Después de todo, Bihee era uno de los pocos seres capaces de igualarle en combate.

 

«Si hubiera enviado a alguien menor, lo habrías rechazado. Por eso tuve que venir yo mismo».

 

«¡Krahaha! ¿Estás ofendido? Jinryong me hizo un regalo, así que lo tomé como quise».

 

La mirada de Bihee se agudizó.

 

Jinryong le había enviado personalmente, pero esta bestia todavía estaba buscando una excusa para luchar.

 

Qiongqi le estaba provocando deliberadamente.

 

Pero Bihee se negó a morder el anzuelo.

 

«La facción Nube Negra ha caído. Tu tarea es investigar y castigar al culpable».

 

«¡Jajaja! ¿Quiere que vaya a las Diez Mil Grandes Montañas? Esa sí que es una noticia que vale la pena escuchar. Pero… ¿realmente me ordenó investigar?».

 

Esa palabra -investigar- no le gustaba a Qiongqi.

 

Si Jinryong le hubiera ordenado simplemente destruirlo todo, habría tenido sentido.

 

¿Pero investigar?

 

Jinryong sabía exactamente qué clase de bestia era Qiongqi.

 

¿Por qué le daría semejante tarea?

 

«Prepárate para partir.»

 

«Tch». Por supuesto, seguiré sus órdenes… ¿pero no suena esto como una pérdida de mi tiempo?»

 

Un aura negra brotó de la enorme pata delantera de Qiongqi.

 

Había recibido las órdenes.

 

Ahora, tenía la intención de ajustar cuentas con Bihee.

 

«No me importaría seguirte la corriente, pero mi misión es lo primero».

 

«Oh, vamos, Bihee.
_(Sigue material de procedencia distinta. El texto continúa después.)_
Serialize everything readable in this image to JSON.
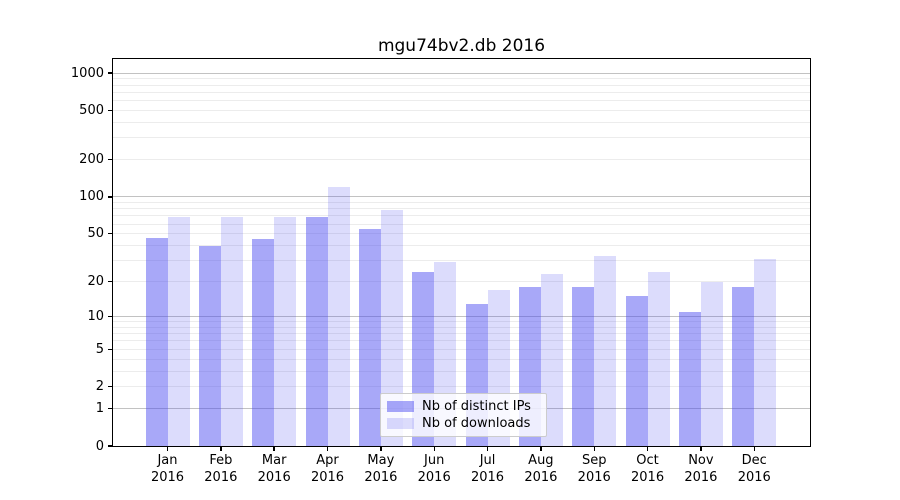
{
  "figure": {
    "title": "mgu74bv2.db 2016"
  },
  "chart_data": {
    "type": "bar",
    "title": "mgu74bv2.db 2016",
    "categories": [
      "Jan 2016",
      "Feb 2016",
      "Mar 2016",
      "Apr 2016",
      "May 2016",
      "Jun 2016",
      "Jul 2016",
      "Aug 2016",
      "Sep 2016",
      "Oct 2016",
      "Nov 2016",
      "Dec 2016"
    ],
    "series": [
      {
        "name": "Nb of distinct IPs",
        "values": [
          46,
          40,
          45,
          68,
          55,
          24,
          13,
          18,
          18,
          15,
          11,
          18
        ]
      },
      {
        "name": "Nb of downloads",
        "values": [
          69,
          68,
          69,
          120,
          78,
          29,
          17,
          23,
          33,
          24,
          20,
          31
        ]
      }
    ],
    "bar_colors": [
      "rgba(70,70,240,0.47)",
      "rgba(70,70,240,0.19)"
    ],
    "yscale": "log1p",
    "yticks": [
      0,
      1,
      2,
      5,
      10,
      20,
      50,
      100,
      200,
      500,
      1000
    ],
    "ylim": [
      0,
      1300
    ],
    "xlabel": "",
    "ylabel": "",
    "grid": "both",
    "legend_position": "lower center",
    "gridline_colors": {
      "major": "#c2c2c2",
      "minor": "#ececec"
    }
  }
}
Tú, de todas las criaturas, ¿huyes de una pelea? ¡Jajajaja! ¡Patético!»

 

«Tch.»

 

Bihee chasqueó la lengua.

 

«La orden de Jinryong es que ambos vayamos a las Diez Mil Grandes Montañas».

 

Qiongqi se congeló a medio ataque.

 

«¿Quiere que tú y yo vayamos juntos?».

 

«Incluso tu poco inteligente cerebro debería ser capaz de entender lo que eso significa.»

 

Qiongqi ni siquiera se inmutó ante el insulto.

 

En su lugar, echó la cabeza hacia atrás y soltó una estruendosa carcajada.

 

Un sonido tan estruendoso que hizo temblar toda la cordillera.

 

Había vivido durante incontables años.

 

Y en ese instante, se dio cuenta de que esta misión no era una tarea ordinaria.

 

«¡KRAHAHAHA! Si es este tipo de misión… ¡entonces no tengo razón para malgastar mi energía aquí!»

 

Qiongqi era arrogante, pero no era estúpido.

 

Para Jinryong enviar a Bihee solo ya era un signo de seriedad.

 

¿Pero que enviara también a Qiongqi?

 

Eso significaba que había algo más en juego.

 

Algo que incluso Jinryong no podía ignorar.

 

Alguna fuerza desconocida acechando dentro de las Diez Mil Grandes Montañas.

 

Y si ese era el caso…

 

Entonces un digno oponente estaba seguro de aparecer.

 

Un enemigo lo suficientemente fuerte para igualar la sed de masacre de Qiongqi.

 

Alguien a quien pudiera abrumar con el miedo y la muerte.

 

Un ser que pudiera hacerle experimentar la verdadera carnicería.

 

Qiongqi sonrió, con los ojos brillantes de expectación.

 

Esta vez…

 

Esta vez, finalmente tendría su tan esperada batalla.